As Defendants correctly explain, however, Cortez has provided no evidence that Defendants' alleged actions were racially motivated. In arguing to the contrary, Cortez notes only that: 1) the Deputies knew of Cortez's Hispanic ancestry; and 2) they used excessive force against him. What is missing is any evidence -circumstantial or otherwise - that the Deputies' alleged excessive force was connected to their awareness of Cortez's race. Defendants are therefore entitled to summary judgment on Cortez's § 1981 claim.

D. Monell Liability

Similarly, Cortez has not provided any evidence of a County of Los Angeles ("County") custom or policy from which a reasonable trier of fact could find Monell liability against the County on his federal claims. Cortez's only argument for such liability is that Deputy Braden's "single egregious act" of "deliberate indifference to the rights of" Cortez is "sufficient to render the County liable under Monell." Cortez provides one case cite for this proposition, involving very different circumstances. The court finds that Monell liability cannot be inferred solely from the single incident at issue here. The County is therefore entitled to summary judgment on all of Cortez's federal claims.

E. State Law Claims

Finally, Defendants argue that the County is entitled to summary judgment on Cortez's state law tort claims, because "public entities do not face common law liability." In response, Cortez cites to the Ninth Circuit's decision addressing similar claims in Robinson v. Solano County, 278 F.3d 1007, 1016 (9th Cir. 2002). As the Circuit explained: under California law, a county's immunity to such tort claims turns on whether the individual officers are immune; and California denies immunity to officers who use excessive force. See id. Thus, neither the Deputies nor the County are entitled to summary judgment on Cortez's state law tort claims here.

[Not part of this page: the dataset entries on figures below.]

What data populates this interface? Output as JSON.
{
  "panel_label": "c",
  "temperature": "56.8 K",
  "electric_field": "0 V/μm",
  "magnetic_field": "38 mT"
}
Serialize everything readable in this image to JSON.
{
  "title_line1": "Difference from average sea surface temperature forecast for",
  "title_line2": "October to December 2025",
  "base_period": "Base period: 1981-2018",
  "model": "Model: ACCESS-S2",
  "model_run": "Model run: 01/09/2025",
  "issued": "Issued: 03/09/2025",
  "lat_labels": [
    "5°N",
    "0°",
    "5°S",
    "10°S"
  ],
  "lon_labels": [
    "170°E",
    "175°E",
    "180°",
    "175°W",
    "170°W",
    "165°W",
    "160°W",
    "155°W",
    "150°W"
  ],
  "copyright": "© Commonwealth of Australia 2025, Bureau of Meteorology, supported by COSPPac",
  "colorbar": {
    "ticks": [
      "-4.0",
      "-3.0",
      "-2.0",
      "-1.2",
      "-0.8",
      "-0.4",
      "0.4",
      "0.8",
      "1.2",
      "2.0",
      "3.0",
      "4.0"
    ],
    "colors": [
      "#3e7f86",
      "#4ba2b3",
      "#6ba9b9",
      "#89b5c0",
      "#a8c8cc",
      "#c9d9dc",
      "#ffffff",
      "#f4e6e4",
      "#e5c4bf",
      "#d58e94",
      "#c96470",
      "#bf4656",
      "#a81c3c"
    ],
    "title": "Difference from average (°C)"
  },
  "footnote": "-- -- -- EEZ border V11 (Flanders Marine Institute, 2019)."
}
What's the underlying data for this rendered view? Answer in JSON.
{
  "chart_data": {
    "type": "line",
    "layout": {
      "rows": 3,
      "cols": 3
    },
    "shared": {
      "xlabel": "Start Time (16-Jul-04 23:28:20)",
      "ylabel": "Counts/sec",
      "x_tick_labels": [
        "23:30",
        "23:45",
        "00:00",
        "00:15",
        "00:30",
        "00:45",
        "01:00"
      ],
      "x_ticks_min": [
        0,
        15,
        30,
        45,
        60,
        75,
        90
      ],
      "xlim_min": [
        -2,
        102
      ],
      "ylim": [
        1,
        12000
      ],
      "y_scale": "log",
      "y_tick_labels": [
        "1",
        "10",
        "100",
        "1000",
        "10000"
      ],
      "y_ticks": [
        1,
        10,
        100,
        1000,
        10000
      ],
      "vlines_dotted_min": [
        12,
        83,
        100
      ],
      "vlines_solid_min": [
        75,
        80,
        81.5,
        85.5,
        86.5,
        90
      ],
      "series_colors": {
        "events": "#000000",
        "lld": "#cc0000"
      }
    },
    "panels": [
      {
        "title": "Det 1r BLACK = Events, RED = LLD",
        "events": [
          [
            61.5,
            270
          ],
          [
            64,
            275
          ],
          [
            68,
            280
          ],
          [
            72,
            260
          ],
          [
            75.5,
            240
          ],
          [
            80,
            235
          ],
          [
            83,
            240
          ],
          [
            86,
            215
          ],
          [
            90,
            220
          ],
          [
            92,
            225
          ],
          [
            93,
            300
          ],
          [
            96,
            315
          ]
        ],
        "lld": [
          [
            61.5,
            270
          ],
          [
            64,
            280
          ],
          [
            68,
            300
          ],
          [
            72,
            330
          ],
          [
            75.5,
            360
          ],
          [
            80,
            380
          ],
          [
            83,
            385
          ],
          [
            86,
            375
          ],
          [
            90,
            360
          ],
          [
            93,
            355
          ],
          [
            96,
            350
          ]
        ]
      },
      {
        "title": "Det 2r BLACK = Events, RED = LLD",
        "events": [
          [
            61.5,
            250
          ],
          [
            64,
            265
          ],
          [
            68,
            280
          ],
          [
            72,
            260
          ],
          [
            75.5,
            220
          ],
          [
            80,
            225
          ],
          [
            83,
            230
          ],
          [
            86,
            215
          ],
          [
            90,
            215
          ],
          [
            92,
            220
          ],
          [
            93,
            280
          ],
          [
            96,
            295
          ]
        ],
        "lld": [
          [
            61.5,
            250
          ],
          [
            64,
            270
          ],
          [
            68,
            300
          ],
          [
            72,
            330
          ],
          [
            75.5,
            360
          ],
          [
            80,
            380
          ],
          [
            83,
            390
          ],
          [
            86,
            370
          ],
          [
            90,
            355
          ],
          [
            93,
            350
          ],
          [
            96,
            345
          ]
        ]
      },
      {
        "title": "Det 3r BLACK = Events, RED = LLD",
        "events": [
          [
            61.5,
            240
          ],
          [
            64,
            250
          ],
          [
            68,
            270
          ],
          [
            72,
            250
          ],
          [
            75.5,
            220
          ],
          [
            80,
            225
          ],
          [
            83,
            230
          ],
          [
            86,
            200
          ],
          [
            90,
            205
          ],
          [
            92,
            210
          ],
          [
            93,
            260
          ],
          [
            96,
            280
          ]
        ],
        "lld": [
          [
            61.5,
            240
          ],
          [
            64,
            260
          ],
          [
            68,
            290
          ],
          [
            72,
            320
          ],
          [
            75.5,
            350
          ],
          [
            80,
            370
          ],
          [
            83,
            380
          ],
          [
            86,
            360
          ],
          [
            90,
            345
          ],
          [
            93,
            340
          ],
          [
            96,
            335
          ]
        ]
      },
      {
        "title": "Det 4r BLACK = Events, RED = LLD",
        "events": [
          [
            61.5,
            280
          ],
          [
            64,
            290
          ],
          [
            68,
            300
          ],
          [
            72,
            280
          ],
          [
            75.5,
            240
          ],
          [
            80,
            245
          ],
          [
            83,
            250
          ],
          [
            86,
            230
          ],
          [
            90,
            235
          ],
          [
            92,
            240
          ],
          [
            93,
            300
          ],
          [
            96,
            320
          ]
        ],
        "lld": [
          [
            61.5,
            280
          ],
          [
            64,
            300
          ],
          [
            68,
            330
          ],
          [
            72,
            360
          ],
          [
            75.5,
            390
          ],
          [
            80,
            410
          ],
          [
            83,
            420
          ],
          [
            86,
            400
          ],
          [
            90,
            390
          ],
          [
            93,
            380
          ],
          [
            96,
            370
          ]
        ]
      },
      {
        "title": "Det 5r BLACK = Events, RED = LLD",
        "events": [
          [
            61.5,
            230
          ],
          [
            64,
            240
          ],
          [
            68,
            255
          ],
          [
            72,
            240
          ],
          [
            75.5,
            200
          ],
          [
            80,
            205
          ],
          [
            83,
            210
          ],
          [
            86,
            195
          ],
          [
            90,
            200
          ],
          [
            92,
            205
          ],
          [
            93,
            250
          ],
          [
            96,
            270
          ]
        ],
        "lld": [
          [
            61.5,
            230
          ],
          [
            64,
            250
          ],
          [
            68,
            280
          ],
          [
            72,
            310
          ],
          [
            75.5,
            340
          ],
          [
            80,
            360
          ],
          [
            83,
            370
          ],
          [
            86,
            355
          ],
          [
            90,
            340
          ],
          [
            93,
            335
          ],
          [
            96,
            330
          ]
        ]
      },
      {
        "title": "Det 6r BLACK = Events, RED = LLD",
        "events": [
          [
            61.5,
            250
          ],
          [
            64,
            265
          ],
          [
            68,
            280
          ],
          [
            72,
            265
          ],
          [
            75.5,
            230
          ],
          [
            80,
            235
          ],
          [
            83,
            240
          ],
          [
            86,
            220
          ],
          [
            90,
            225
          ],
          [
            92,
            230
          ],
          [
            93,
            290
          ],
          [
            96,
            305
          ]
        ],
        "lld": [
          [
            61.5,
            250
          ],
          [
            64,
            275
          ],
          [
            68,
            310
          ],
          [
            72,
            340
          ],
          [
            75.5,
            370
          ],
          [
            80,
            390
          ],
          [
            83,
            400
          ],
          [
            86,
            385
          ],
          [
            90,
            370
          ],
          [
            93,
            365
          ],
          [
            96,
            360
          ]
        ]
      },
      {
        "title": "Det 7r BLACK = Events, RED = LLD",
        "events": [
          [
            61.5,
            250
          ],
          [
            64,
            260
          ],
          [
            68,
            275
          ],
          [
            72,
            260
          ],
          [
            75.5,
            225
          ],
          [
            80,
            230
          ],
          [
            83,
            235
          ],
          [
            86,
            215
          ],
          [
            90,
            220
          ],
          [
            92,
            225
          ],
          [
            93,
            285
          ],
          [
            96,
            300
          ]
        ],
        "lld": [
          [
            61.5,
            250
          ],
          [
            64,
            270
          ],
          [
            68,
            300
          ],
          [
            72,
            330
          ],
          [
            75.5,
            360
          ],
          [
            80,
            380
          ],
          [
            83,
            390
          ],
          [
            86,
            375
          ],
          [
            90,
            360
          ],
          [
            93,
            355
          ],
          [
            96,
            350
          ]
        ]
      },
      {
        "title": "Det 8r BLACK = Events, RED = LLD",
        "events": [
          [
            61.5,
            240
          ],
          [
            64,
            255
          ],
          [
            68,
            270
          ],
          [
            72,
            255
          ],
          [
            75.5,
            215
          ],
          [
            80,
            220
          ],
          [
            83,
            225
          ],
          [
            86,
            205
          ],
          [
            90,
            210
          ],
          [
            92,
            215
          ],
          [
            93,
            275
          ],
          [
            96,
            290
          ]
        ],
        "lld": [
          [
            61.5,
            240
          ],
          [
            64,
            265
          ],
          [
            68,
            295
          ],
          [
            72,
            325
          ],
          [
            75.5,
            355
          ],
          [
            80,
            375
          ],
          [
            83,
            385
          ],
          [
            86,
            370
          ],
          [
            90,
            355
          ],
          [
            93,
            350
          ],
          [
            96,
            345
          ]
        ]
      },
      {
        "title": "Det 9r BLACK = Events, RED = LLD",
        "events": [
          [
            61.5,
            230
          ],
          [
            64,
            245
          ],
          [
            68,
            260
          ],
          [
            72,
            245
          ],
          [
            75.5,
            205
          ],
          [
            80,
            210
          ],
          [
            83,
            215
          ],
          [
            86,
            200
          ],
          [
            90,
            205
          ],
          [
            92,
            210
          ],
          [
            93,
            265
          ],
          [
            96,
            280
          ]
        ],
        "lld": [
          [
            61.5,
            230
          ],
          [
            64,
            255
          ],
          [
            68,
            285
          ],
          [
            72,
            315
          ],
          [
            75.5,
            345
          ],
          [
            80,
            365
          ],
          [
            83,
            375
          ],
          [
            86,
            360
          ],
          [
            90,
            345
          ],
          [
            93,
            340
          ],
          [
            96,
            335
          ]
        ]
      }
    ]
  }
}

For all of these reasons, the court hereby DENIES Defendants' Motion for Summary Judgment as to: 1) Plaintiff's excessive force claims against Deputies Castle and Braden; and 2) Plaintiff's state law tort claims against the Deputies and the County. The court, however, GRANTS summary judgment for: 1) Defendant Baca on all of Plaintiff's claims; 2) the County on all of Plaintiff's federal claims; and 3) all Defendants on Plaintiff's § 1981 and First, Fifth, and Eighth Amendment claims.